Additional new fiction titles this month include books by William Bernhardt, Dewey Lambdin, Walter Mosley, Karen Robards and Jennifer Crusie.
“Courage and Consequence: My Life as a Conservative in the Fight,” by Karl Rove. The man who orchestrated George W. Bush’s rise to the presidency describes his early life, political strategies and run-ins with heavy hitters from both sides of the political aisle.
“The Pacific,” by Hugh Ambrose. A noted historian retells the epic story of how World War II played out in the Pacific theater from the perspective of five soldiers – linked to each other through happenstance – who lived through its major battles.

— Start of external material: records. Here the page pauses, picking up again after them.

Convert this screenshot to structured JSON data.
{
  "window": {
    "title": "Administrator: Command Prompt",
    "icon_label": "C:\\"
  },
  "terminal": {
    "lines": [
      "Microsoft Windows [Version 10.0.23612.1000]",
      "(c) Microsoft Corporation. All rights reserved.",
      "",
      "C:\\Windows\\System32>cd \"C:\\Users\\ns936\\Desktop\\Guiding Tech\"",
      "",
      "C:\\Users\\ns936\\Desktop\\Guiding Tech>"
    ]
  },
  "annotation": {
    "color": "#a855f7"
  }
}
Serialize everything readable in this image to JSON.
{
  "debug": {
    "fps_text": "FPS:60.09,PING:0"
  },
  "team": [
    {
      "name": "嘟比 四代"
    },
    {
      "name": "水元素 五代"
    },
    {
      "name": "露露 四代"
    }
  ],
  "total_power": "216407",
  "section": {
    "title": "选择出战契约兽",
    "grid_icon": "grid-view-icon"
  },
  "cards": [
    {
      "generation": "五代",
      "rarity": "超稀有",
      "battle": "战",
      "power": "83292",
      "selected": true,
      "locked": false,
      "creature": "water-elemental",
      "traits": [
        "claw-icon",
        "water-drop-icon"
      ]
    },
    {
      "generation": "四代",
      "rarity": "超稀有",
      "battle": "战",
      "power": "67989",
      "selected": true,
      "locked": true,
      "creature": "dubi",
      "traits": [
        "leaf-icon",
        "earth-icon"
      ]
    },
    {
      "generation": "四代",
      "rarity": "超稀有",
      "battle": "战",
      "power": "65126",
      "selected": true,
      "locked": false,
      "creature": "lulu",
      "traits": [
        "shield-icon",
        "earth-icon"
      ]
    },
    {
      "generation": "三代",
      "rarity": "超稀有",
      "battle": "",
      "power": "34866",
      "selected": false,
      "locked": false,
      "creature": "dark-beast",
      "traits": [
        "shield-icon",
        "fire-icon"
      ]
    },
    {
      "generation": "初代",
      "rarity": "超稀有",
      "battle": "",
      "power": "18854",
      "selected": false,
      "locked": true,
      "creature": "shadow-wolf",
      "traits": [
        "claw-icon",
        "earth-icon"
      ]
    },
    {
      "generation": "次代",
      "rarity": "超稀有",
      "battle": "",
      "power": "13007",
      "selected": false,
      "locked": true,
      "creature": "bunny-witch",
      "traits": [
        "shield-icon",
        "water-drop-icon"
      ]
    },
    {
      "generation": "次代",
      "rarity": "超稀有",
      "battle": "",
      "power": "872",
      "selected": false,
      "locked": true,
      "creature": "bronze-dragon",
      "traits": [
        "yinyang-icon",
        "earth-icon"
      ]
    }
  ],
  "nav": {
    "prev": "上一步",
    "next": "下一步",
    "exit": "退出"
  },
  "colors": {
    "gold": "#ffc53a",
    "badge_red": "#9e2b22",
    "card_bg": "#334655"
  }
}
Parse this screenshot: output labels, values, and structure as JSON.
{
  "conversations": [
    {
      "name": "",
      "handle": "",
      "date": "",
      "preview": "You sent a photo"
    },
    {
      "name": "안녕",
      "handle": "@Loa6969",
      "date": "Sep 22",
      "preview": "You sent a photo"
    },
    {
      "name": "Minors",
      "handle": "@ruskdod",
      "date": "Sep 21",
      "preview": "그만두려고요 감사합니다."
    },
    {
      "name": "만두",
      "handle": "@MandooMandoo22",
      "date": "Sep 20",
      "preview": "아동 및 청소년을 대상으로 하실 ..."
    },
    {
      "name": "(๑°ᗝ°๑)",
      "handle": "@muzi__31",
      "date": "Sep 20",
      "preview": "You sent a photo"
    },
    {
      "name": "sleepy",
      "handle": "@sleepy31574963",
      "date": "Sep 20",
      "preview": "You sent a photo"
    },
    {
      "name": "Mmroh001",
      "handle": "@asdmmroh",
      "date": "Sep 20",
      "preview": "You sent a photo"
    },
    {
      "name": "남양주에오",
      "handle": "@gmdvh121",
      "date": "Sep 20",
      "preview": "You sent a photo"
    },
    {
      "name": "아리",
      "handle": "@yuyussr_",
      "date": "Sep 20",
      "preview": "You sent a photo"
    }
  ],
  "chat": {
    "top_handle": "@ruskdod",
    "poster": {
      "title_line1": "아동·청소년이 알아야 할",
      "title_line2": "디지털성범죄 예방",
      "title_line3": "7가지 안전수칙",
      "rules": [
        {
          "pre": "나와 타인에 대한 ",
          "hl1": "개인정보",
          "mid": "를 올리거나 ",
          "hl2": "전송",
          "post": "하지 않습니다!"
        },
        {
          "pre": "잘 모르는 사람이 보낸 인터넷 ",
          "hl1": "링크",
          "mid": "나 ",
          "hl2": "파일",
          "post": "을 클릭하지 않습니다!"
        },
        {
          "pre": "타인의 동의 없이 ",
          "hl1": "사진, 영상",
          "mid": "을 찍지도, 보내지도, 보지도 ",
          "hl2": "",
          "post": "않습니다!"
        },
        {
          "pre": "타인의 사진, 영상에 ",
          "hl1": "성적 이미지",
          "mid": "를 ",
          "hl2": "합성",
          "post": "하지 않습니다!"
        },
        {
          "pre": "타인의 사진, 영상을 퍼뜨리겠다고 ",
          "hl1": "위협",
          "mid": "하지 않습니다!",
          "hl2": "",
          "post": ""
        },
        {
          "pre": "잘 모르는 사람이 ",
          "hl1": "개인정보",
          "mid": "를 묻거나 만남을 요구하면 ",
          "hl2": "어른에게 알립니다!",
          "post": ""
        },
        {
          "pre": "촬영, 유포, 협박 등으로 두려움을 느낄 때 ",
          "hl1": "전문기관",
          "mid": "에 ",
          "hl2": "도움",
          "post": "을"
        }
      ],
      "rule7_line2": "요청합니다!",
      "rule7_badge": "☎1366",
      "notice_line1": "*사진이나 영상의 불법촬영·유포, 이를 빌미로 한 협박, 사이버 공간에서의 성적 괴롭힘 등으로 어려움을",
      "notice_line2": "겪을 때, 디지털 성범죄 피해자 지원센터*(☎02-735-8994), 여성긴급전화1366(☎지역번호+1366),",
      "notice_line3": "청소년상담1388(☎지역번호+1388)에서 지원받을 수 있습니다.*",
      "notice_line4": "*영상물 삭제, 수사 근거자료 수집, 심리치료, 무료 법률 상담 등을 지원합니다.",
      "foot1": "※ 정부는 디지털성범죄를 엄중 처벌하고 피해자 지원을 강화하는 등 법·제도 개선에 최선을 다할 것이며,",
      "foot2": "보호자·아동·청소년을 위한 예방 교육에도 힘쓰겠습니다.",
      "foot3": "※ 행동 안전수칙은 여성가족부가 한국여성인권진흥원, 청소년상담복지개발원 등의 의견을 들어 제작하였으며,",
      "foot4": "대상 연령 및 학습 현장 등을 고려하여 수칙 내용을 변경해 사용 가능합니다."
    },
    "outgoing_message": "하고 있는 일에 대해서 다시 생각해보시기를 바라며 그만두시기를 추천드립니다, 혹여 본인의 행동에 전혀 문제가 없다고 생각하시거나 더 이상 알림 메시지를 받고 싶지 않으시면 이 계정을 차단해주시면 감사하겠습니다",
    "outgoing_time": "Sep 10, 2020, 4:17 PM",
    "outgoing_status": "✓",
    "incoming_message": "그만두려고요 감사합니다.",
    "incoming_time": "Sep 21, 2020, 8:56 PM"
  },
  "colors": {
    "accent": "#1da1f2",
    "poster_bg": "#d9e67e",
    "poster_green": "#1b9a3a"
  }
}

“Change Your Brain, Change Your Body: Use Your Brain to Get and Keep the Body You Have Always Wanted,” by Daniel G. Amen. A neuroscientist explains how taking care of our brains can help us improve the way our bodies look, feel and perform.
“Chelsea Chelsea, Bang Bang,” by Chelsea Handler. Comedienne Handler’s obsessions (sex, elaborate practical jokes and the mundane peculiarities of women’s lives) are on full display in her latest collection of hilarious but provocative essays.
“Fat Cat,” by Robin Brande. When overweight Catherine “Cat” Locke decides to become her own science fair project by living a prehistoric lifestyle for seven months, the resulting weight loss changes her life in some funny but unpredictable ways.
“Unwind,” by Neal Shusterman. In a world where teens must be on their best behavior or parents have the option of harvesting their organs for transplants, troublemaker Connor decides to escape before his parents are able to “unwind” him.
“The Miles Between,” by Mary Pearson. Des has not been home from boarding school for nine years and is resentful and hurt, until an impulsive decision she makes with three friends leads to the road trip of a lifetime – and some new revelations about her life.
“Lucky,” by Rachel Vail. Fourteen-year-old Phoebe is rich and popular, but when her mother loses her high-paying job, she worries she will no longer be the girl everyone envies. What she learns teaches her some valuable lessons about friendship and love.
“Newsgirl,” by Liza Ketchum. When she and her mother land in San Francisco to start a new life, Amelia wants to contribute by earning money selling newspapers. But how can she prove she can do a job that only boys are allowed to do? Best for kids in grades four to eight.
“14 Cows for America,” by Carmen Agra Deedy. This true story relates how, after the attack on the World Trade Center, the Maasai herders of Kenya ceremoniously gave 14 of their most valuable possessions – their cows – to comfort our nation. Best for kids in grades two to five.
“The Jungle Grapevine,” by Alex Beard. When Crane incorrectly repeats what his jungle friend tells him, he unwittingly sets off chaos and consternation around the community watering hole. Best for kids ages 5 to 6.
“Years of Dust,” by Albert Marrin. Marrin’s book gives voice to the people who settled the Great Plains, as well as those who suffered through the environmental disaster of the Dust Bowl that ensued. Best for kids in grades four to eight.